Look into joining the New Zealand Motor Caravan Association. You get a discount if you are a CC or CCC member. They have an excellent book giving sites details, their own sites and a stopover scheme with other members. Also discounts on the ferry.


----------



## Bill_OR (Feb 6, 2010)

I forgot to mention that we used a Vodafone NZ wifi dongle to stay online while on the road. We picked up the dongle at the Vodafone shop at the airport and were online straight away.

The dongle cost about $NZ70 I think (about £35) and I sold it on eBay (with no credit) for £20 on our return. Looks like the dongle is only $NZ50 now - http://www.vodafone.co.nz/mobile-broadband/all-plans/ - see the pre-pay section.

Bill


----------



## ukgreynomads (Jan 19, 2008)

A wonderful country to visit. 
Take a look at our web site www.ukgreynomads.co.uk for a day to day diary of our journey. 
We used a small company for our motorhome hire New Zealand Frontiers and the help that Kendrick Mitchell the owner gave use prior to our trip was invaluable.

Alan & Jenny


----------



## FDB (Oct 29, 2007)

We have used Maui (brand new Merc Sprinter) and Gateway. First van from Maui was an old shed which we took back, as did our friends.

Look at this site

www.rankers.co.nz

We found it very useful. Catlins (S Island) and Kaikoura for the whale watching &Coramandel ( N Island) were our high spots but everywhere we went was beautiful in different ways. DOC sites were great.


----------



## trevorf (May 16, 2005)

Click on my "blog" button below for details of our tour of south island.


Trevor


----------



## Turkeyman (Sep 20, 2010)

We "did" both islands in 5 weeks but could have spent 5 months!! After booking in for just one night at a site on the Coromandel Peninsula the owner said "SLOW DOWN, remember you're on holiday" How right he was! Take your time and enjoy the trip. There is so much to see and do but our highlight was a day trip to Kapiti Island to see the fantastic bird life. If we come up on the lotto we would be there tomorrow.[/code]


----------



## TJ101 (Oct 12, 2008)

impala666 said:


> We are planning a 6 week trip to New Zealand in 2013 probably hiring a 2 berth motorhome with shower and toilet.

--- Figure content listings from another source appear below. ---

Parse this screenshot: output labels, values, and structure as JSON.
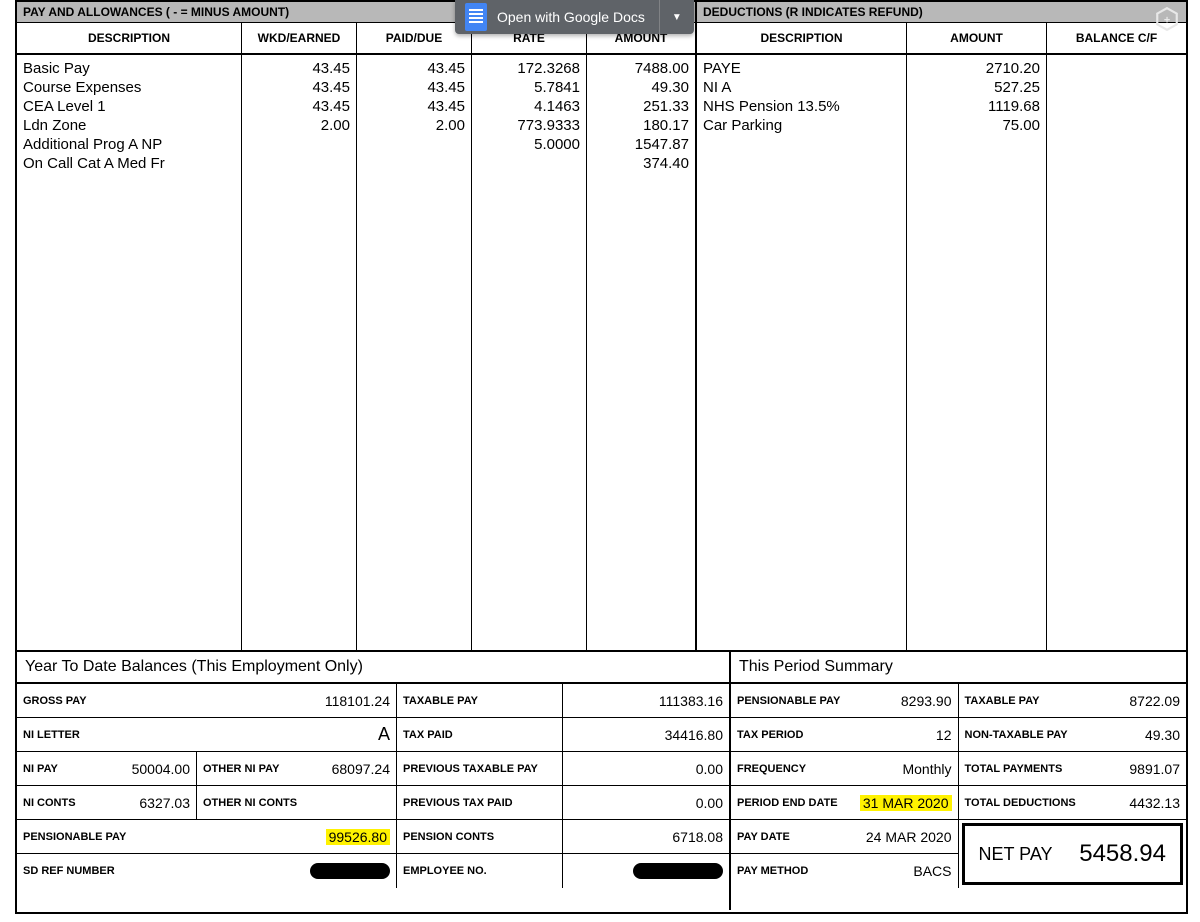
{
  "overlay": {
    "gdocs_label": "Open with Google Docs",
    "dropdown_glyph": "▼"
  },
  "headers": {
    "pay_allowances": "PAY AND ALLOWANCES ( - = MINUS AMOUNT)",
    "deductions": "DEDUCTIONS (R INDICATES REFUND)"
  },
  "pay_columns": {
    "description": "DESCRIPTION",
    "wkd": "WKD/EARNED",
    "paid": "PAID/DUE",
    "rate": "RATE",
    "amount": "AMOUNT"
  },
  "ded_columns": {
    "description": "DESCRIPTION",
    "amount": "AMOUNT",
    "balance": "BALANCE C/F"
  },
  "pay_rows": [
    {
      "desc": "Basic Pay",
      "wkd": "43.45",
      "paid": "43.45",
      "rate": "172.3268",
      "amount": "7488.00"
    },
    {
      "desc": "Course Expenses",
      "wkd": "",
      "paid": "",
      "rate": "",
      "amount": "49.30"
    },
    {
      "desc": "CEA Level 1",
      "wkd": "43.45",
      "paid": "43.45",
      "rate": "5.7841",
      "amount": "251.33"
    },
    {
      "desc": "Ldn Zone",
      "wkd": "43.45",
      "paid": "43.45",
      "rate": "4.1463",
      "amount": "180.17"
    },
    {
      "desc": "Additional Prog A NP",
      "wkd": "2.00",
      "paid": "2.00",
      "rate": "773.9333",
      "amount": "1547.87"
    },
    {
      "desc": "On Call Cat A Med Fr",
      "wkd": "",
      "paid": "",
      "rate": "5.0000",
      "amount": "374.40"
    }
  ],
  "ded_rows": [
    {
      "desc": "PAYE",
      "amount": "2710.20",
      "balance": ""
    },
    {
      "desc": "NI A",
      "amount": "527.25",
      "balance": ""
    },
    {
      "desc": "NHS Pension 13.5%",
      "amount": "1119.68",
      "balance": ""
    },
    {
      "desc": "Car Parking",
      "amount": "75.00",
      "balance": ""
    }
  ],
  "ytd": {
    "title": "Year To Date Balances (This Employment Only)",
    "gross_pay_lbl": "GROSS PAY",
    "gross_pay": "118101.24",
    "taxable_pay_lbl": "TAXABLE PAY",
    "taxable_pay": "111383.16",
    "ni_letter_lbl": "NI LETTER",
    "ni_letter": "A",
    "tax_paid_lbl": "TAX PAID",
    "tax_paid": "34416.80",
    "ni_pay_lbl": "NI PAY",
    "ni_pay": "50004.00",
    "other_ni_pay_lbl": "OTHER NI PAY",
    "other_ni_pay": "68097.24",
    "prev_tax_pay_lbl": "PREVIOUS TAXABLE PAY",
    "prev_tax_pay": "0.00",
    "ni_conts_lbl": "NI CONTS",
    "ni_conts": "6327.03",
    "other_ni_conts_lbl": "OTHER NI CONTS",
    "other_ni_conts": "",
    "prev_tax_paid_lbl": "PREVIOUS TAX PAID",
    "prev_tax_paid": "0.00",
    "pens_pay_lbl": "PENSIONABLE PAY",
    "pens_pay": "99526.80",
    "pens_conts_lbl": "PENSION CONTS",
    "pens_conts": "6718.08",
    "sd_ref_lbl": "SD REF NUMBER",
    "emp_no_lbl": "EMPLOYEE NO."
  },
  "period": {
    "title": "This Period Summary",
    "pens_pay_lbl": "PENSIONABLE PAY",
    "pens_pay": "8293.90",
    "taxable_pay_lbl": "TAXABLE PAY",
    "taxable_pay": "8722.09",
    "tax_period_lbl": "TAX PERIOD",
    "tax_period": "12",
    "non_tax_pay_lbl": "NON-TAXABLE PAY",
    "non_tax_pay": "49.30",
    "frequency_lbl": "FREQUENCY",
    "frequency": "Monthly",
    "total_payments_lbl": "TOTAL PAYMENTS",
    "total_payments": "9891.07",
    "period_end_lbl": "PERIOD END DATE",
    "period_end": "31 MAR 2020",
    "total_ded_lbl": "TOTAL DEDUCTIONS",
    "total_ded": "4432.13",
    "pay_date_lbl": "PAY DATE",
    "pay_date": "24 MAR 2020",
    "net_pay_lbl": "NET PAY",
    "net_pay": "5458.94",
    "pay_method_lbl": "PAY METHOD",
    "pay_method": "BACS"
  },
  "colors": {
    "header_bg": "#b8b8b8",
    "highlight": "#fff200",
    "border": "#000000",
    "gdocs_bg": "#5f6368",
    "gdocs_icon": "#4285f4"
  }
}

A Old thread,, But how did it go ??

Doing the same,, later on this year, 
and searching for idea's and experience


----------



## Stanner (Aug 17, 2006)

TJ101 said:


> impala666 said:
> 
> 
> > We are planning a 6 week trip to New Zealand in 2013 probably hiring a 2 berth motorhome with shower and toilet.
> ...


We've been twice 5 weeks both times.

2010 did both islands from Invercargill up to Cape Reinga - knackered and fractious after 4 weeks.
2013 did 50% (bits we missed in 2010) of North Island and sometimes even stayed at the same place 2 nights running - much more relaxing.

Go out of the peak season and try to avoid school holidays.

You then have more chance of just turning up and getting a pitch.

We stayed at Cook's Beach the week before Easter and had the place to ourselves but for the Easter weekend he was squeezing people into the car parking areas that is the difference 2 days can make.

With less than 6 weeks I wouldn't even consider trying to do both islands and speaking personally I prefer the North.

PS if anyone wants a Vodafone dongle + SIM let me know, I have one that has 10 months life to go before the SIM expires - it has $9.57 credit left.


----------



## Stanner (Aug 17, 2006)

Stanner said:


> TJ101 said:
> 
> 
> > impala666 said:
> ...


PPS the SIM is set up so that it can be used for speech or data in a phone or in a dongle.


----------



## TJ101 (Oct 12, 2008)

Thanks Stanner 

Will be tied to dates a bit,, Nov to mid December, so 5 weeks or so

Daughter is over there on a working holiday etc, and due back for Christmas,, She should be on North by then,, so plan is to go out and have some time over there with a camper, before returning with her via somewhere interesting ?


----------



## Stanner (Aug 17, 2006)

If she is on the North Island by then, I'd (speaking personally) stick there for 5 weeks which should be just enough to see the best bits without too much travelling. 
The South is said to have better scenery, BUT it also has one heck of a lot of really really boring bits in between. The North isn't short of scenery either and has lots of other attractions as well.

We flew out and back with a stopover in Malaysia each way and can certainly recommend it - October/November is also said to be the most comfortable time of year weather wise - April certainly wasn't. :roll:


----------



## TJ101 (Oct 12, 2008)

Many Thanks Stanner

Got some time now to look at this, and start booking things  

Just going thought the hire company site's that are linked on this thread,, All seam very similar ??


----------



## palaceboy (Mar 9, 2008)

Turkeyman said:


> We "did" both islands in 5 weeks but could have spent 5 months!! After booking in for just one night at a site on the Coromandel Peninsula the owner said "SLOW DOWN, remember you're on holiday" How right he was! Take your time and enjoy the trip. There is so much to see and do but our highlight was a day trip to Kapiti Island to see the fantastic bird life. If we come up on the lotto we would be there tomorrow.[/code]


Would definately recommend Kapiti Island About 30 miles north of Wellington (getting the permit from DOC was a drag ) but the trip was great . Would also suggest Stewart Island right down south.


----------



## Stanner (Aug 17, 2006)

Going through all the "junk" I brought back I've come across a bundle of "2degrees" (a leading mobile network in NZ) "Visitor SIMS".

They are SIM cards for mobiles specifically aimed at the needs of visitors to NZ.

http://www.2degreesmobile.co.nz/nzvisitorsim

If anybody wants one, so they can avoid getting ripped off at the airport (they see you coming and sell higher priced deals than you can get later) drop me a PM and we'll sort out delivery.


----------



## TJ101 (Oct 12, 2008)

Sorry, slapped wrist,, I should have update this topic when we got back !!

Will try and post over the weekend,, 

But in summary Great trip, 7000km in just under 6 weeks,, and all when like clockwork !!


----------